Andrew Riggie, executive director of the New York City Hospitality Alliance said, “Many people working in the restaurant industry wanted to work overtime hours, but due to the increase, many restaurants have cut back or totally eliminated any overtime work. There’s only so much consumers are willing to pay for a burger or a bowl of pasta.”

Sarah McNally, owner of McNally Jackson Books, told the Journal, “With raising minimum wage to living wage, it feels now like we’re at the bottom of the pay spectrum. There’s absolutely no benefit to being a retail business in New York.”

Thomas Grech, president of the Queens Chamber of Commerce, added of small businesses in the city, “They’re cutting their staff. They’re cutting their hours. They’re shutting down. It’s not just the rent.”

John Bonizio, owner of Metro Optics Eyewear, echoed, “As a retailer, I was not opposed to the minimum-wage increase because it puts more money or more disposable income into the pockets of people who are my customers. But, what you have to stop doing is picking the pockets of small businesses.”

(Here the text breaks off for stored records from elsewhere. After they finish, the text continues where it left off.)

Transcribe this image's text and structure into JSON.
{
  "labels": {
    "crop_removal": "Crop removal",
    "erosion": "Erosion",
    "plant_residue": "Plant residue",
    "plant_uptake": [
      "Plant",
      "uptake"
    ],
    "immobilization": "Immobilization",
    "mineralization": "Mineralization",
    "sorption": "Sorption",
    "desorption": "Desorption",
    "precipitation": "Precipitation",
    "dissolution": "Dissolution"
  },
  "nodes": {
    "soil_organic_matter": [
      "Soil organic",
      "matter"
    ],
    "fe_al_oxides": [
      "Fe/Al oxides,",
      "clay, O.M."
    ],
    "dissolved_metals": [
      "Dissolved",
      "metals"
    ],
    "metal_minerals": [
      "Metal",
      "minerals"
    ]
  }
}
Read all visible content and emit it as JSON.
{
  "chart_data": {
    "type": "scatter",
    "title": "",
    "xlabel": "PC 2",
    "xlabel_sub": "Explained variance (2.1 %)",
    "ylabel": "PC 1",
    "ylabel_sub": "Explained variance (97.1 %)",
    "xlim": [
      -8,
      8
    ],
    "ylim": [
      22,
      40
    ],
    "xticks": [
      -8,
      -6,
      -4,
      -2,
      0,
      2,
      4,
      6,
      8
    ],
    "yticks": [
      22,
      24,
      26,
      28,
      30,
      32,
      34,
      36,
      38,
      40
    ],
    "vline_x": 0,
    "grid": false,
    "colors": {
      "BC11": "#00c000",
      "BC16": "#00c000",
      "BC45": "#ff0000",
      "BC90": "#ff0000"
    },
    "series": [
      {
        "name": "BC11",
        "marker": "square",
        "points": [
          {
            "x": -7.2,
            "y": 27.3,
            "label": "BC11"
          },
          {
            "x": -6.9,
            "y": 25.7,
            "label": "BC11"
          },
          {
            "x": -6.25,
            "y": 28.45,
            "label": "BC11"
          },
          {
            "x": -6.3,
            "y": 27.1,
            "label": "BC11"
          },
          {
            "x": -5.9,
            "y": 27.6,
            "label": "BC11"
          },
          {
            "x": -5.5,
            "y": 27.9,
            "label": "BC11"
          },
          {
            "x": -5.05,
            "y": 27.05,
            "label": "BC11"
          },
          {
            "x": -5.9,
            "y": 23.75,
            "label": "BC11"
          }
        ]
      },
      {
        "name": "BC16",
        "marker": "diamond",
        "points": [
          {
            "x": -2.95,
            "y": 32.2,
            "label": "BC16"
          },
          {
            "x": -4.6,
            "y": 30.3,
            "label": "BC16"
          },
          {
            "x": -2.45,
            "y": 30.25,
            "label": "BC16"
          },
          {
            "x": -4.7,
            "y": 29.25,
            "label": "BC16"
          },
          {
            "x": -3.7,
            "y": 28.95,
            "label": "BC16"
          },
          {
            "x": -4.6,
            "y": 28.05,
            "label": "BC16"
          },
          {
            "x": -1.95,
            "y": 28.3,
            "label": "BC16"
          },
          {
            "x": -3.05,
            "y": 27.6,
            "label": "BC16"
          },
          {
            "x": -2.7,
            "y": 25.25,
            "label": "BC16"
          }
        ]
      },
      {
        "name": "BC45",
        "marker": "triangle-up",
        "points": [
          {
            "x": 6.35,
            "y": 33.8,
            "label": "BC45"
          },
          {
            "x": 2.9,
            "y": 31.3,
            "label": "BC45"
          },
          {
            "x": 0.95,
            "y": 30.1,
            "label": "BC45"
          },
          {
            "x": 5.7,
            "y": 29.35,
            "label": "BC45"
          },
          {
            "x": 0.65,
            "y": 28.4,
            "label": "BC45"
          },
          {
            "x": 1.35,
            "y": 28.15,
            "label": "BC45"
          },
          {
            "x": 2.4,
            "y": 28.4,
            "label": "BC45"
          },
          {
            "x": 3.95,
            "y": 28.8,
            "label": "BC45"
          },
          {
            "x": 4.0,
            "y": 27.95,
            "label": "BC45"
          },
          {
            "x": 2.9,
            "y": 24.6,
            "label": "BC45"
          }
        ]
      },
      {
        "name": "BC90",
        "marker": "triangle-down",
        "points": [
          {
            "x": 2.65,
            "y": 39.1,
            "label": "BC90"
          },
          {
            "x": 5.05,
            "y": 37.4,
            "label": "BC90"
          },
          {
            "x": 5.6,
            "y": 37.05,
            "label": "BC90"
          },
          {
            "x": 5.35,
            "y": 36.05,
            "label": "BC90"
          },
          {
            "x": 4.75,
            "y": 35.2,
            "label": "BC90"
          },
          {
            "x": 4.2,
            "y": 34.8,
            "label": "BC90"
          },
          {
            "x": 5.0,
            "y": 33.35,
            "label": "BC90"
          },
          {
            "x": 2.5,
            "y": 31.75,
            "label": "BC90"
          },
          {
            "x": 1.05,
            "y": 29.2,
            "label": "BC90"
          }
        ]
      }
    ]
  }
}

A survey conducted in February of 197 working economists found 74% opposed raising the federal minimum wage to $15 an hour and almost half (43%) thought that the federal minimum wage should be eliminated altogether. The Employment Policies Institute’s survey revealed how hostile the economists were toward raising the federal minimum wage with various findings: 88% of economists thought an acceptable federal minimum wage should be less than $15; 66% agreed that an appropriate federal minimum wage would be $10 an hour or less. 84% thought a $15 minimum wage would negatively affect youth employment; 77% believed that the minimum wage hike would have a negative impact on the number of jobs available.